2005'ten beri bunları yazıyorum. Türkiye'yi bugüne getiren sürecin seyrini yazdım. ABD'deki neocon ve İsrail aşırı sağına mensup karanlık merkezlerin yazdıkları senaryonun nasıl adım adım uygulandığının, Türkiye'de kimlerle işbirliği yapıldığının adeta günlüğünü tuttum. Bu işbirliğinin Ak Parti hükümetine karşı başlattığı savaşı aktardım.

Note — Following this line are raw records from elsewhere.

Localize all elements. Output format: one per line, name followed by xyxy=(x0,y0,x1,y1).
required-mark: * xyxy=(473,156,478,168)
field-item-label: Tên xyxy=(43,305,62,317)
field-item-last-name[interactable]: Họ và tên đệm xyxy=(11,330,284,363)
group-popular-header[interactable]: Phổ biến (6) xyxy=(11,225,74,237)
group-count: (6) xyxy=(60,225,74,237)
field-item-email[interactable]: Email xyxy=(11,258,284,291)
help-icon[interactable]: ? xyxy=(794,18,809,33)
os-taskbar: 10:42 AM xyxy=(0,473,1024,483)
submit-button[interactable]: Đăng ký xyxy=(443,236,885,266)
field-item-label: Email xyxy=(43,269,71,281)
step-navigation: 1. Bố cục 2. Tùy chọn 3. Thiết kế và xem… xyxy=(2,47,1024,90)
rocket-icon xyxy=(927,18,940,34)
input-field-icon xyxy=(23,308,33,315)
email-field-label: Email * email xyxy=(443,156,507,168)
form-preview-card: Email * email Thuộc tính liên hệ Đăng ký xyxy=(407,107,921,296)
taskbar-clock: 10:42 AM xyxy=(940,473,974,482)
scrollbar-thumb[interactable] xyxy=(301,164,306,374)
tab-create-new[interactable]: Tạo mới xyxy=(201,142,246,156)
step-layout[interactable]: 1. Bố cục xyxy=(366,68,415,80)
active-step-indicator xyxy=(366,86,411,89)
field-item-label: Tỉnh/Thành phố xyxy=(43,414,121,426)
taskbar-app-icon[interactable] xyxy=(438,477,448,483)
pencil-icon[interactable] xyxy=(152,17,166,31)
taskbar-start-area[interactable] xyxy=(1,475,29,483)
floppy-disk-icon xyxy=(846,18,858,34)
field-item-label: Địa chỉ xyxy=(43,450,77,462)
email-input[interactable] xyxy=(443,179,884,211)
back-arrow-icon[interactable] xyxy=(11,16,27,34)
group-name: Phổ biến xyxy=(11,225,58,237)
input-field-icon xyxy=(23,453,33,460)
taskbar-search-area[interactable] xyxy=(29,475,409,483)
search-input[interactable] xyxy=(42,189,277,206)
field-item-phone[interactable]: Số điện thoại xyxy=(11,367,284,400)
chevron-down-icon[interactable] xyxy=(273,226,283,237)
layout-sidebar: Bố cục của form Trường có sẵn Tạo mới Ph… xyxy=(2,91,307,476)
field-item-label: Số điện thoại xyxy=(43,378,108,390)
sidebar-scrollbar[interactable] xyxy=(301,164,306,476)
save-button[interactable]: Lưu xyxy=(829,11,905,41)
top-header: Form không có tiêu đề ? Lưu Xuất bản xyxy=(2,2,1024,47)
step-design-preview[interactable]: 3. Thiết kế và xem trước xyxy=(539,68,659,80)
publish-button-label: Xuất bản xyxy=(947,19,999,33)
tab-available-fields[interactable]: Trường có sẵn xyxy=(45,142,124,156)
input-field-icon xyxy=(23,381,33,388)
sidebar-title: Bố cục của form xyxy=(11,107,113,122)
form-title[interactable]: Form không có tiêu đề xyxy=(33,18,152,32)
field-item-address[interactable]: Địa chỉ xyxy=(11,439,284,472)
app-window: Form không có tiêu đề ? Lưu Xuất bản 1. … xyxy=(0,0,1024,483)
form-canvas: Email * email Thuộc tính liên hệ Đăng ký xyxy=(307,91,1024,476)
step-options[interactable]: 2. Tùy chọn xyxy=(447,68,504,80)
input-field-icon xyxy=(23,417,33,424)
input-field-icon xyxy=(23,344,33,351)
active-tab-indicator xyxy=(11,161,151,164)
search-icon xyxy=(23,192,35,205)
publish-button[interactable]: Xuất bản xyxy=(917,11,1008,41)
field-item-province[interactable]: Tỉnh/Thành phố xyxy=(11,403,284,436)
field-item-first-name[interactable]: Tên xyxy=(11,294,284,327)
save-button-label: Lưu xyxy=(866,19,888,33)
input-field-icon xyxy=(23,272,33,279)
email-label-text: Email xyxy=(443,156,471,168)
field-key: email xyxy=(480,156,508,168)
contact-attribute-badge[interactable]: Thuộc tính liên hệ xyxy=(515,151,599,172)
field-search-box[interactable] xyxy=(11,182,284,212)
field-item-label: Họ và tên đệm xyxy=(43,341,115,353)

Mesela “Türkiye'ye İslamcı Cumhurbaşkanı!” (2007-02-20), “AK Parti Michael Rubin'e neden haddini bildirmiyor?” (2005-12-16), “Türk şahinler-neocon ittifakı mı?” (2007-05-11), “Yeni 28 Şubat senaryosu mu” (2007-05-10), “Ak Parti'ye neocon tuzağı!” ya da “Mavi ve turuncu bayraklarla yürümek” başlıklı yazıda anlattığım bu süreçti.
Genelkurmay'a bağlı Stratejik Araştırmalar ve Etüt Merkezi SAREM'in organize ettiği, Günelkurmay Başkanı'nın o meşhur konuşmayı yaptığı toplantıya davet edilenlerden biri de, bugün tartıştığımız senaryonun yazarlarından Michael Rubin'di. “Harb Akademileri'nde bir neo-faşist!” başlığı altında, Ortadoğu'yu kana bulayan, Türkiye'yi bölünmenin eşiğine getiren ne-ofaşist kadronun yeni yetmelerinden Rubin'in o toplantıya katılmasını neden yadırgadığımı aktardım. “Türkiye şeriata gidiyor”, “İslamcı cumhurbaşkanı mı gelecek” diyerek Türkiye'de darbe ve iç savaş senaryoları pazarlayan ekipten biri o. Zeyno Baran gibi, Daniel Pipes gibi ve daha niceleri gibi. Kimler bu isimleri neden el üstünde tutar? Türkiye'yi bölme senaryolarını açıkça tartışan bu çevreden beklentileri nedir? Aklıma sorular geliyor:
1- Bu çevrelerin birkaç yıldır hükümete karşı başlattıkları savaş Türkiye'den mi yönetiliyor? Karşılığında neler veriliyor?
2- “Türkiye'ye İslamcı Cumhurbaşkanı!” ya da “Türkiye şeriata mı gidiyor” şeklindeki yazıları kim yazdırdı?
3- Zeyno Baran'ın Newsweek dergisindeki darbe senaryosu Türkiye'de mi çizildi?
4- Neocon ve İsrail aşırı sağına mensup isimler aslında daha çok Türkiye'de bir yerlere mi çalışıyor?
5- Bu ortaklığın niteliği nedir ve söz konusu işbirliği ile Orgeneral Büyükanıt'ın güvenlik değerlendirmelerini birlikte değerlendirince nasıl bir sonuca ulaşacağız?
6- 28 Şubat, neocon/İsrail aşırı sağının yönettiği bir müdahaleydi. İslamcılar üzerinden bir sistem revizyonu yapıldı. Aynı çevreler, bu sefer Kürt milliyetçiliği üzerinden yeniden bir sistem revizyonu mu yapıyor?
7- Türkiye, ABD tarafından Kuzey Irak yönetimiyle masaya oturtuldu da biz mi duymadık?